The thought surprised me. I was already planning around people who hadn't arrived yet, integration milestones that existed only in projection.
[CP TRAJECTORY UPDATE]
[CURRENT: 50 CP | NEXT MILESTONE: SPECIES 15 (+15 CP) | PROJECTED: 65 CP]
[ITHLINNE'S CODEX: 450 CP REMAINING | ESTIMATED TIME: 6-8 MONTHS]
Six to eight months. The number felt both impossibly distant and surprisingly achievable.
We walked back to the manor as the night deepened, the Arachas samples wrapped in treated cloth, the encounter already being filed in my memory as data points for future analysis.
Gervin was quiet for most of the walk. Then, as the forge light came into view:
"The way you fight. The way you look at things twice before you move. The sound you made with the Nekkers that first patrol."
I said nothing.
"I'm not asking what it is," he continued. "I'm telling you I've noticed. And I'm telling you it doesn't change anything, as long as it keeps working."
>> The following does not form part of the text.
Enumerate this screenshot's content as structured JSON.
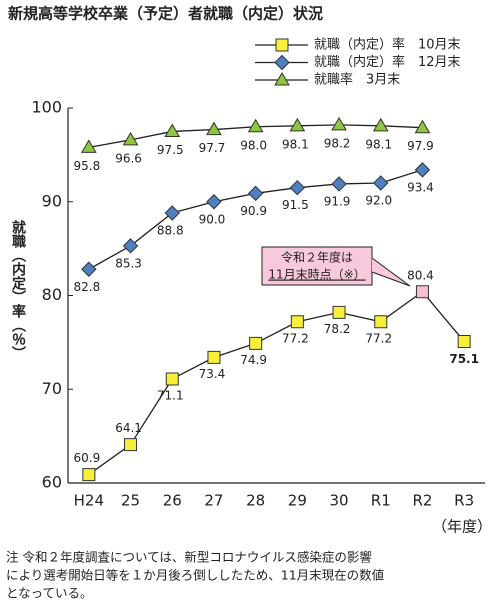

"What would change things?"
"If it stopped working. If it put people at risk instead of saving them." He met my eyes directly. "You've killed more monsters in two months than the last lord killed in his entire tenure. You've built walls, cleared fields, given farmers something they haven't had in years. Whatever you're doing, it's producing results."
"And if someone asks you about the way I fight?"
"Then I tell them you're a careful planner who studies his targets before he engages. Which is true." A pause. "The rest is your business."
The work was cleaner than I'd expected. The diagram was more reliable than I'd had any right to hope.
Both of those facts felt like something I could build on.